Aksi demonstrasi mahasiswa yang menyuarakan reformasi terus berlanjut hingga pada 10 Maret 1998, Sidang Umum MPR menyatakan menerima pidato pertanggungjawaban Soeharto sebagai presiden periode 1993-1998.
Di saat yang sama, mahasiswa menggelar Sidang Umum Tandingan yang menyatakan menolak pidato pertanggungjawaban presiden.
Namun, Soeharto tetap menjadi presiden setelah MPR kembali memilihnya pada 11 Maret 1998.
Ini adalah periode ketujuh pemerintahannya, dan pada saat itu Soeharto didampingi BJ Habibie sebagai wakil presiden.
Seoharto kemudian mengumumkan Kabinet Pembangunan VII yang kemudian kembali menjadi sorotan.
Baca juga: Soroti Etika Jokowi Kumpulkan Ketum Parpol di Istana, Pengamat Singgung Beda Masa Soeharto dan SBY
Pasalnya, Soeharto memasukkan anak sulungnya, Siti Hardijanti Rukmana (Tutut), sebagai Menteri Sosial.
Soeharto juga 'mengajak' serta salah satu rekannya, Bob Hasan, menjadi Menteri Perindustrian dan Perdagangan.
Penolakan terhadap Soeharto terus terjadi hingga pada aksi unjuk rasa tanggal 12 Mei 1998, empat mahasiswa Universitas Trisaksi tewas dalam demonstrasi.
Keempat mahasiswa yang tewas tersebut adalah Elang Mulya Lesmana, Hafidhin Royan, Hery Hertanto, dan Hendriawan Sie.
Akibatnya, kerusuhan massal pecah pada 13 Mei 1998 di sekitar kampus Universitas Trisakti, Grogol, Jakarta Barat.
Mendengar ada kerusuhan massal, Soeharto yang saat itu berada di Kairo, Mesir, menyatakan siap mundur secara konstitusional jika rakyat menghendaki.
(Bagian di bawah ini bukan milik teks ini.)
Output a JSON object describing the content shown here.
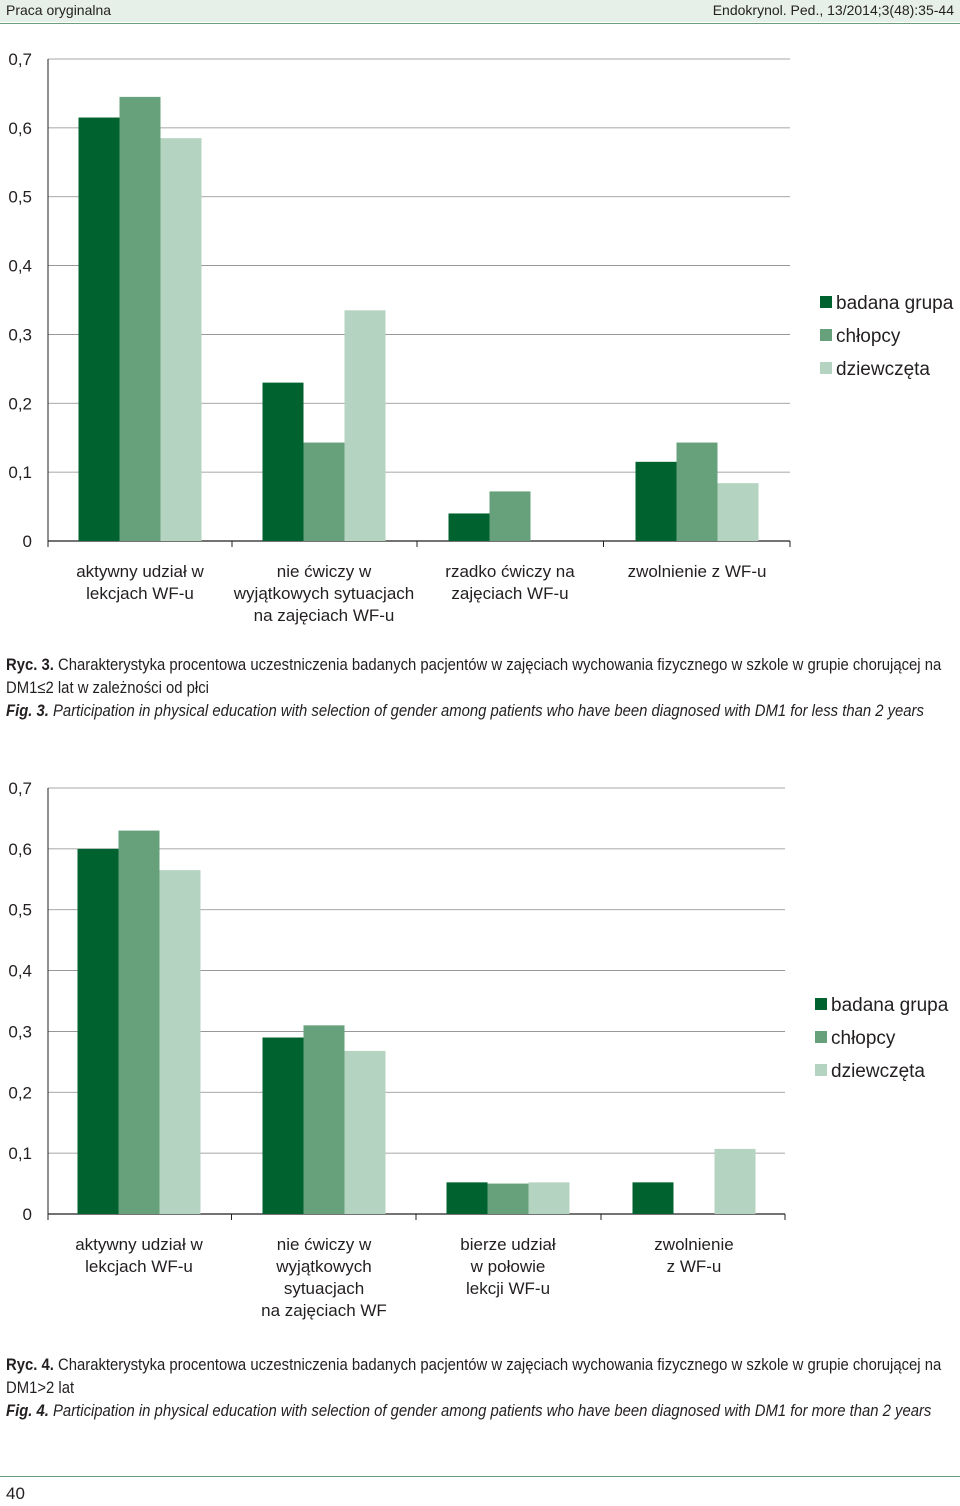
{
  "header": {
    "left": "Praca oryginalna",
    "right": "Endokrynol. Ped., 13/2014;3(48):35-44"
  },
  "colors": {
    "badana_grupa": "#00622f",
    "chlopcy": "#66a17c",
    "dziewczeta": "#b5d3c1"
  },
  "chart_data": [
    {
      "type": "bar",
      "ylim": [
        0,
        0.7
      ],
      "yticks": [
        "0",
        "0,1",
        "0,2",
        "0,3",
        "0,4",
        "0,5",
        "0,6",
        "0,7"
      ],
      "categories": [
        [
          "aktywny udział w",
          "lekcjach WF-u"
        ],
        [
          "nie ćwiczy w",
          "wyjątkowych sytuacjach",
          "na zajęciach WF-u"
        ],
        [
          "rzadko ćwiczy na",
          "zajęciach WF-u"
        ],
        [
          "zwolnienie z WF-u"
        ]
      ],
      "series": [
        {
          "name": "badana grupa",
          "values": [
            0.615,
            0.23,
            0.04,
            0.115
          ]
        },
        {
          "name": "chłopcy",
          "values": [
            0.645,
            0.143,
            0.072,
            0.143
          ]
        },
        {
          "name": "dziewczęta",
          "values": [
            0.585,
            0.335,
            0,
            0.084
          ]
        }
      ],
      "legend": "right"
    },
    {
      "type": "bar",
      "ylim": [
        0,
        0.7
      ],
      "yticks": [
        "0",
        "0,1",
        "0,2",
        "0,3",
        "0,4",
        "0,5",
        "0,6",
        "0,7"
      ],
      "categories": [
        [
          "aktywny udział w",
          "lekcjach WF-u"
        ],
        [
          "nie ćwiczy w",
          "wyjątkowych",
          "sytuacjach",
          "na zajęciach WF"
        ],
        [
          "bierze udział",
          "w połowie",
          "lekcji WF-u"
        ],
        [
          "zwolnienie",
          "z WF-u"
        ]
      ],
      "series": [
        {
          "name": "badana grupa",
          "values": [
            0.6,
            0.29,
            0.052,
            0.052
          ]
        },
        {
          "name": "chłopcy",
          "values": [
            0.63,
            0.31,
            0.05,
            0
          ]
        },
        {
          "name": "dziewczęta",
          "values": [
            0.565,
            0.268,
            0.052,
            0.107
          ]
        }
      ],
      "legend": "right"
    }
  ],
  "captions": [
    {
      "pl_label": "Ryc. 3.",
      "pl_text": " Charakterystyka procentowa uczestniczenia badanych pacjentów w zajęciach wychowania fizycznego w szkole w grupie chorującej na DM1≤2 lat w zależności od płci",
      "en_label": "Fig. 3.",
      "en_text": " Participation in physical education with selection of gender among patients who have been diagnosed with DM1 for less than 2 years"
    },
    {
      "pl_label": "Ryc. 4.",
      "pl_text": " Charakterystyka procentowa uczestniczenia badanych pacjentów w zajęciach wychowania fizycznego w szkole w grupie chorującej na DM1>2 lat",
      "en_label": "Fig. 4.",
      "en_text": " Participation in physical education with selection of gender among patients who have been diagnosed with DM1 for more than 2 years"
    }
  ],
  "page_number": "40"
}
Kerusuhan yang terjadi juga memaksa Soeharto pulang ke Indonesia lebih awal pada 14 Mei 1998.
Meski demikian, kerusuhan dan kekerasan massal masih terus terjadi di seluruh kota.
Di Jatinegara, Jakarta Timur, sebuah toko Matahari dibarikade dan dibakar, hingga mengakibatkan sekitar seribu orang tewas.